The feeling is all too familiar. Your phone lights up with breaking news. You wake up to a tragic headline. You walk by a TV and pause to see how many are dead and how many are missing. This week, Gracie Anne Muehlberger and Dominic Black went to school one morning and didn’t come home. Worst of all, a haunting stream of losses occur in our surrounding community. Bridgeport has seen more than a dozen homicides so far this year. The details of each new shooting are slightly different and the publicity vastly unequal. But the sadness and fear are the same.

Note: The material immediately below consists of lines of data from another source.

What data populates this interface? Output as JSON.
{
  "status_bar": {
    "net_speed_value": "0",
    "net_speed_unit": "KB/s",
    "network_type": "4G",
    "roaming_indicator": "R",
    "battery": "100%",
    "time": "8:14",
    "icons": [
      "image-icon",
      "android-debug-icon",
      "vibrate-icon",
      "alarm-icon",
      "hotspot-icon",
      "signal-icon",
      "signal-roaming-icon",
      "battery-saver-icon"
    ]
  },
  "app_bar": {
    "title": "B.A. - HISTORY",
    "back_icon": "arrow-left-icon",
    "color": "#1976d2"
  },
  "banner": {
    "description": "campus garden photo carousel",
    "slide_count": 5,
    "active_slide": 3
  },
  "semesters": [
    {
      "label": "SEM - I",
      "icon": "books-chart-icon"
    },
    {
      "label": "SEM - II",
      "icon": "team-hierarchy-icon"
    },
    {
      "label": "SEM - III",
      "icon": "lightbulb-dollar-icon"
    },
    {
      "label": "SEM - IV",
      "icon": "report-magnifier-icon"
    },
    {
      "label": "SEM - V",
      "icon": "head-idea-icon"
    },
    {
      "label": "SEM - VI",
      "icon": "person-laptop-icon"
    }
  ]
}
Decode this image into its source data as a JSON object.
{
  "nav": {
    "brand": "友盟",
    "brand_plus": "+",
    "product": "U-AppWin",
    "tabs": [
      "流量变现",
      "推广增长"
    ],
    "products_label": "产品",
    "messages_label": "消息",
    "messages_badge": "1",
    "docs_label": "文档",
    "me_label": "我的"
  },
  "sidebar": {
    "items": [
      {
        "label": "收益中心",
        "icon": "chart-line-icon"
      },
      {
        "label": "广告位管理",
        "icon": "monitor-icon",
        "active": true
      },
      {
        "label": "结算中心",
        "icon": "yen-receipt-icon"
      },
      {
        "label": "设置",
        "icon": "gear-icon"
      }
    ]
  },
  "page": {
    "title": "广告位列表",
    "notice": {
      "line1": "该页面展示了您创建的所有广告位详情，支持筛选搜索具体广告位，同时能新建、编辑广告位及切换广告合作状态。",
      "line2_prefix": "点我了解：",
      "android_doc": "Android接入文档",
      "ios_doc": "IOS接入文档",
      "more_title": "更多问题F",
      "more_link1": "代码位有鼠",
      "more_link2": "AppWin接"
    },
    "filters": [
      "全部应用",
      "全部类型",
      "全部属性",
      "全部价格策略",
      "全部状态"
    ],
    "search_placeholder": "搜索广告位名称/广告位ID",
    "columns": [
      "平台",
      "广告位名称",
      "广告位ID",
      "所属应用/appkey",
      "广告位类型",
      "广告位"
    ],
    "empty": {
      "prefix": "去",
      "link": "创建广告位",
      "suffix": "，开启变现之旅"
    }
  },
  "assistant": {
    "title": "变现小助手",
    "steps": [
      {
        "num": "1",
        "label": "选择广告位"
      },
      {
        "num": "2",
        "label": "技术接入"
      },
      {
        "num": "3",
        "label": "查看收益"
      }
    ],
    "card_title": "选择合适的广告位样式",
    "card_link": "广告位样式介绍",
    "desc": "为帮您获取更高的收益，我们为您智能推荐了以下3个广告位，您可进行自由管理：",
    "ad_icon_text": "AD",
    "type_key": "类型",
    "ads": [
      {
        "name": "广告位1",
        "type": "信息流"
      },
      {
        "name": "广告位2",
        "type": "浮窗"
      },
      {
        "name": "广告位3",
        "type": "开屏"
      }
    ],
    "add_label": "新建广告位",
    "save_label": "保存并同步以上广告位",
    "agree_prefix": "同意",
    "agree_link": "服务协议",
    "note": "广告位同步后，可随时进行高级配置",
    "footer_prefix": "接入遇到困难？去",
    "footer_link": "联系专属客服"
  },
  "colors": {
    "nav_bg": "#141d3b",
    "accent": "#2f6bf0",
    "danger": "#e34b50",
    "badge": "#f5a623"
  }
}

The story usually goes that a gun fell into the wrong hands. Advocates for gun violence prevention, myself included, demand stricter regulations regarding who can buy a gun and where they can store it. Opponents tell us that law-abiding gun owners aren’t the problem. Nothing gets done.
Here’s an idea that both sides should be able to support: let’s end the bulk purchasing of guns in Connecticut, so that guns don’t fall into the wrong hands. Currently, there are no restrictions regarding how many firearms an individual can purchase during a trip to the gun store. But when someone legally buys dozens of handguns, we ought to be concerned that those guns will soon be sold to individuals who would not be able to pass a background check. We know that bulk purchases too often lead to straw purchases. As the Giffords Law Center to Prevent Gun Violence notes, handguns purchased alongside one or more other handguns “were up to 64% more likely to be used in crime than handguns sold individually.”
What can we do? Let’s follow the lead of California, New Jersey and Maryland by limiting the number of firearms an individual may purchase within a 30-day period. Surely law abiding gun owners don’t need to buy more than 12 firearms each year. One gun per person per month seems be a reasonable compromise that will reduce gun trafficking and save lives.
Last legislative session, I introduced S.B. 161, “An Act Limiting Multiple Handgun Purchases in a Thirty-Day Period.” It was one of several gun-related bills I proposed–and I’m proud to say several others, including bills mandating safe storage of guns in homes with children and making “ghost guns” illegal, passed into law. But this unfinished business is important, I’m reminded of the work that lies ahead after the tragedies of this past week. During the next session, I’ll advocate for a similar bill to be considered by the Judiciary Committee.
In a nationwide study by the Giffords Center, roughly 65% of those surveyed support a one-per-month limit on gun purchases. Surely not everything in Hartford has to be divisive. I hope this is an opportunity to come together and make sure Connecticut residents feel safe in their classroom, their local movie theater or their neighborhood.